In one of the most helpful summaries of Christian engagement and navigation of the Graeco-Roman world, Barrett outlines the specifics of such a negotiation and how the Christians were to be loyal to Christ and yet not abstain from interactions with those outside the Christian family.
Paul did not ask his converts to come out of the world; he did not even ask them to abstain from non-Christian dinner parties, though he was aware that these could constitute a problem. He did not expect marriages to be broken up on the ground that only one of the partners had become a Christian; Christian and non-Christian (unless the latter took the initiative) should continue to live together. A widow, remarrying, should, however, exercise a Christian choice.
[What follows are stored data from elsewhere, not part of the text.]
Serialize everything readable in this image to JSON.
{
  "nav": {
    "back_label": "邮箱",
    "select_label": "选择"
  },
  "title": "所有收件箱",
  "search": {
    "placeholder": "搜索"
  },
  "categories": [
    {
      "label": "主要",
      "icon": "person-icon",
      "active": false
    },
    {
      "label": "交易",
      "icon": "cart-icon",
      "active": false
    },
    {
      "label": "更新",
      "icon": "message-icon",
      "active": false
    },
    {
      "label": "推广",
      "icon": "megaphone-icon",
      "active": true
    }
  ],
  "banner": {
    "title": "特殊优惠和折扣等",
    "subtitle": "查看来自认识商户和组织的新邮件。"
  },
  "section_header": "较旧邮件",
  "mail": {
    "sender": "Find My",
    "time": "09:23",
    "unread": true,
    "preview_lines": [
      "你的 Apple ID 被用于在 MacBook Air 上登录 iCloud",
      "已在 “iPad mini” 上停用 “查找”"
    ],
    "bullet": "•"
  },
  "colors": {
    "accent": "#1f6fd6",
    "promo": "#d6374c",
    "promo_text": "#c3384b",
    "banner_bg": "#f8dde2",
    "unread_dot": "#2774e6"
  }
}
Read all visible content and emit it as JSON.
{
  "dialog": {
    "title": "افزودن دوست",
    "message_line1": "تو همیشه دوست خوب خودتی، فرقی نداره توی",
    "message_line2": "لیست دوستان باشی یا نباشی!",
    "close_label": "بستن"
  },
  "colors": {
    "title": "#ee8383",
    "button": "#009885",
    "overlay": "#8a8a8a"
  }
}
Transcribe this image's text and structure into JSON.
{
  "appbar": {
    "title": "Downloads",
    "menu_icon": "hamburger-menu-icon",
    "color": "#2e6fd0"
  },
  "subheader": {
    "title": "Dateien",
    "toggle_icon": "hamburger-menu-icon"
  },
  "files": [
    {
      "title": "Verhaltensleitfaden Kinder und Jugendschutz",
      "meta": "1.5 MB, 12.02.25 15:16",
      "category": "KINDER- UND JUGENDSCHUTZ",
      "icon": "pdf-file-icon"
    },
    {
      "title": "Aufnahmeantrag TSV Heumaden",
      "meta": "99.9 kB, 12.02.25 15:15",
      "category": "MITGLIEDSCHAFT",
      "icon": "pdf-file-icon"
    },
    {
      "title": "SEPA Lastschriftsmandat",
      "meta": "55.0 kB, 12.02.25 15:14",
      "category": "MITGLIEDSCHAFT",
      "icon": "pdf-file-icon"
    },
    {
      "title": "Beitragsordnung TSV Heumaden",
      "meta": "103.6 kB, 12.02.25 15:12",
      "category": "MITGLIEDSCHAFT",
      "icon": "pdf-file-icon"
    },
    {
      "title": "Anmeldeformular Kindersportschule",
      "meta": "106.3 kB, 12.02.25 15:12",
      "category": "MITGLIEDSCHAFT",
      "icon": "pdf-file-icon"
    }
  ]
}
Paul could, in the interests of the Gospel, live like a Gentile, and it was possible for unbelievers to find their way into the Christian assembly. On the other hand, Paul warned his readers against the practice of taking part in meals in idol-shrines, and expected them to settle their own disputes without making use of non-Christian courts; and one must remember the moral break made by conversion (1 Cor. vi. 9 ff.), and the separate existence of the church as the community of God's elect (1 Cor. i. 1-9). The position was anything but simple. The Christian was in the world, but must remember that the outward shape of this world is passing away (1 Cor. vii. 29 ff.). He could not but live in the midst of unbelievers, and must live in contact with them since in this way he might hope to save them (see 1 Cor. vii. 16 for a special case); but he himself was a member of the holy people, who would judge the world (1 Cor. vi. 2 f.).[1]
[1] C.K. Barrett, The Second Epistle to the Corinthians. (London: A. & C. Black, 1973), 196.